La convention AERAS (s’Assurer et Emprunter avec un Risque Aggravé de Santé) est un dispositif mis en place par les compagnies d’assurance, les pouvoirs publics et les associations de malades pour faciliter l’accès au crédit des personnes ayant ou ayant eu un problème de santé.

Elle concerne les prêts immobiliers, professionnels ou à la consommation. Son objectif principal est d’éviter que des difficultés médicales empêchent totalement d’emprunter.

Concrètement, lorsqu’une personne présente un risque d’exclusion de surprime ou encore de refus d’assurance, le dispositif se met en place.

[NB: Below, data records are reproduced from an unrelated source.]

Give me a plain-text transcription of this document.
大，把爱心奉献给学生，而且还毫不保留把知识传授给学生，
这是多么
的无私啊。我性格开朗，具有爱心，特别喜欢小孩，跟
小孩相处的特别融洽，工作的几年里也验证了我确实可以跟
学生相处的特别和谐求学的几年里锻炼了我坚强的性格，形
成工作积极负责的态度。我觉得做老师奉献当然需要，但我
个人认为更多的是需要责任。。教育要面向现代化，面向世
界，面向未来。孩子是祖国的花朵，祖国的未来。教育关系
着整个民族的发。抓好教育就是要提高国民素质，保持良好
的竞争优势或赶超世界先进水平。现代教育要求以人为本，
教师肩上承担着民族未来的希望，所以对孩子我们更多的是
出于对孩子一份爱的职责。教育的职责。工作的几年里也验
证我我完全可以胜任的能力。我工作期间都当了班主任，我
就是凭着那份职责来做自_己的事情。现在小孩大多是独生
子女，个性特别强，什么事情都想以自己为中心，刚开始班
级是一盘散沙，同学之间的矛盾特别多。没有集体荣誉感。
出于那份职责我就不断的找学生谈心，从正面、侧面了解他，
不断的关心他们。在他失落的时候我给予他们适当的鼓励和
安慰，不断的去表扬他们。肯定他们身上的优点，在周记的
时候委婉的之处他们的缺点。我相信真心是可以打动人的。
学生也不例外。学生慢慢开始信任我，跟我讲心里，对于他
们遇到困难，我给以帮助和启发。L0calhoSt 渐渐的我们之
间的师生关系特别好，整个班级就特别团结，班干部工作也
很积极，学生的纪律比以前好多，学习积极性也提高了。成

Il faut pour cela entrer dans le cadre. Voici les conditions :

  • Assurer un emprunt de moins de 420 000€
  • Finir son prêt avant ses 71 ans

Le texte prévoit un examen approfondi du dossier à plusieurs niveaux, afin de trouver une solution adaptée.

S’ajoutera à cela :

  • Un droit à l’oubli pour les pathologies cancéreuses
  • Une grille de référence qui impose des conditions d’acceptation spécifique pour nombre de pathologies (épilepsie, VIH, …)
  • Une garantie d’invalidité spécifique si la garantie IPT ne peut être acceptée sans exclusion totale ou partielle
  • Un plafonnement de surprime

En cas de refus au niveau 3, la convention AERAS, impose aux établissements bancaires d’étudier une série de garanties alternatives.

L’obligation pour la banque d’étudier les garanties alternatives en cas de refus d’assurance

Étant donné qu’il n’y a aucune obligation pour le médecin-conseil d’accorder une assurance de prêt immobilier, il peut arriver que vous ayez un refus d’assurance emprunteur.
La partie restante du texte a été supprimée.